# b&s 8hp 319cc 190707-2131-01



## 2men&atrailer (Mar 22, 2011)

this unit will run but is blowing fule everywhere

when not running it is running out the carb end plate and ajasent screws

i have taken this carb apart but i cant get the seat out 

does anyone of you have a trick to get this seat out 

the flote and needle seam to be ok but that gas everywhere realy conserns me:thumbsup:

this unit is on the back of a good snapper lawntractor

i can get any info that you need on this motor


----------



## 2men&atrailer (Mar 22, 2011)

*update*

i think this is the problem but not realy sure 

i can't find anything else wrong with the carb

i am maybe thinking a whole rebuild kit


----------



## 2men&atrailer (Mar 22, 2011)

*still not working*

i am still having this problem

the engine runs great but the carb is flowing so much fuel that it runs out the bolt holes on the air in take side

the main jet ajustmet screw does nothing for the problem

the onlt way to stop it is disconnect the gas all togeather

this even happens when not running

this carb has been worked on by some one else for the same problem and he gave up

this motor is on a snaper fram that is in good shape

i will try anything to fix this problem


----------



## 2men&atrailer (Mar 22, 2011)

*more info*

i was asked for the intire model information so here it is for the public

190707-2131-01-8411140

please give me any sugestions that you may have

i will be glad to post pics if needed


----------



## usmcgrunt (Sep 16, 2007)

Here is a link to different Briggs carbs.Select the one you have from the list for rebuild help.Hope this helps!

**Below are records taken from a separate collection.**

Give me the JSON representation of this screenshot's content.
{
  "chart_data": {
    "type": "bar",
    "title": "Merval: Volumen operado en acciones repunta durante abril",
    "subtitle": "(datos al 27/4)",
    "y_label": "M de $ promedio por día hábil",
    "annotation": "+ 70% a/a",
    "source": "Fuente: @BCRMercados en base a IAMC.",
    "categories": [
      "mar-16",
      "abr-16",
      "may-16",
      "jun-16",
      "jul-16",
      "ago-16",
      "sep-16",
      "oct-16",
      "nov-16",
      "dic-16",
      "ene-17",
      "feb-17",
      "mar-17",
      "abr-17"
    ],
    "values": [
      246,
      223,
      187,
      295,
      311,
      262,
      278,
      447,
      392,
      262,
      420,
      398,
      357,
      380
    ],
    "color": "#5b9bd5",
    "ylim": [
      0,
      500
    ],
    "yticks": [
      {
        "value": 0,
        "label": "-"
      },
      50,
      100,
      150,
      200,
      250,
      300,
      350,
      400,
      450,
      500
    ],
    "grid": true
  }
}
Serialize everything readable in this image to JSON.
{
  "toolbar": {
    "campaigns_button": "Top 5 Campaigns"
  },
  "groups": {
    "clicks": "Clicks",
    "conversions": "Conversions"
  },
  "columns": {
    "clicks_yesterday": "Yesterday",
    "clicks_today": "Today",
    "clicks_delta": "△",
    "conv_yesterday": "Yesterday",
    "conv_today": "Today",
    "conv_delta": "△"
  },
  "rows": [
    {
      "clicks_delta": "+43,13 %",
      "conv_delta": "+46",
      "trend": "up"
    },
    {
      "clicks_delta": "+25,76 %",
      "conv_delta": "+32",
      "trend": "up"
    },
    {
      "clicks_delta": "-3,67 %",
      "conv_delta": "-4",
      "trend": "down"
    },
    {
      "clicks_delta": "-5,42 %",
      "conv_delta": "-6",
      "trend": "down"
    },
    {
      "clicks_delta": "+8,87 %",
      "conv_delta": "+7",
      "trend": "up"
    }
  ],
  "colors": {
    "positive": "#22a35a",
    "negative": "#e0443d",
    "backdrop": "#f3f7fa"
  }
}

http://outdoorpowerinfo.com/repairs/


----------



## 2men&atrailer (Mar 22, 2011)

*a complete dumb ass moment*

i had rebuild this carb with the organal parts and run like a top

then a few hours later blowing gas every where

took it apart last night and left all parts in gas when to work on it now and the flot is not floting (hint) so the carb is being told to blow gas everywhere because the flot never turns off

i think this is correct thinking but i would like to here from you people if i am correct

i might order a new carb rebuild kit if you think i am correct


----------



## usmcgrunt (Sep 16, 2007)

If the float is no longer floating,it has a leak,and you are correct,it is letting to much gas into the bowl causing the flooding.Sounds like a rebuild kit and new float are on your order list!


----------



## 30yearTech (Sep 14, 2006)

If the float won't float, then it needs to be replaced. Floats usually are not included in rebuild kits. They must be purchased separately, but if the carburetor has already been cleaned and a kit installed, then all you need to do is replace the float and that should take care of it. Don't worry about the seat, unless you still have flooding issues after installing a new float.

Best of Luck...:thumbsup:


----------



## 2men&atrailer (Mar 22, 2011)

*i haven't*

i haven't put a kit in this carb myself but i think the other man did

i think this because the seals look really good and the seats are nice and shiny


----------



## 2men&atrailer (Mar 22, 2011)

it is running great now 

i need now to get the electric start fixed

the other guy tore it all off so i will need a complete exploded view


----------



## 2men&atrailer (Mar 22, 2011)

i would also like to servce the trans on this snapper fram 

what oil would you sugest

and how much


----------



## 2men&atrailer (Mar 22, 2011)

everything is grate with is unit now 

thanks to everyone that help me and posted on this thread


----------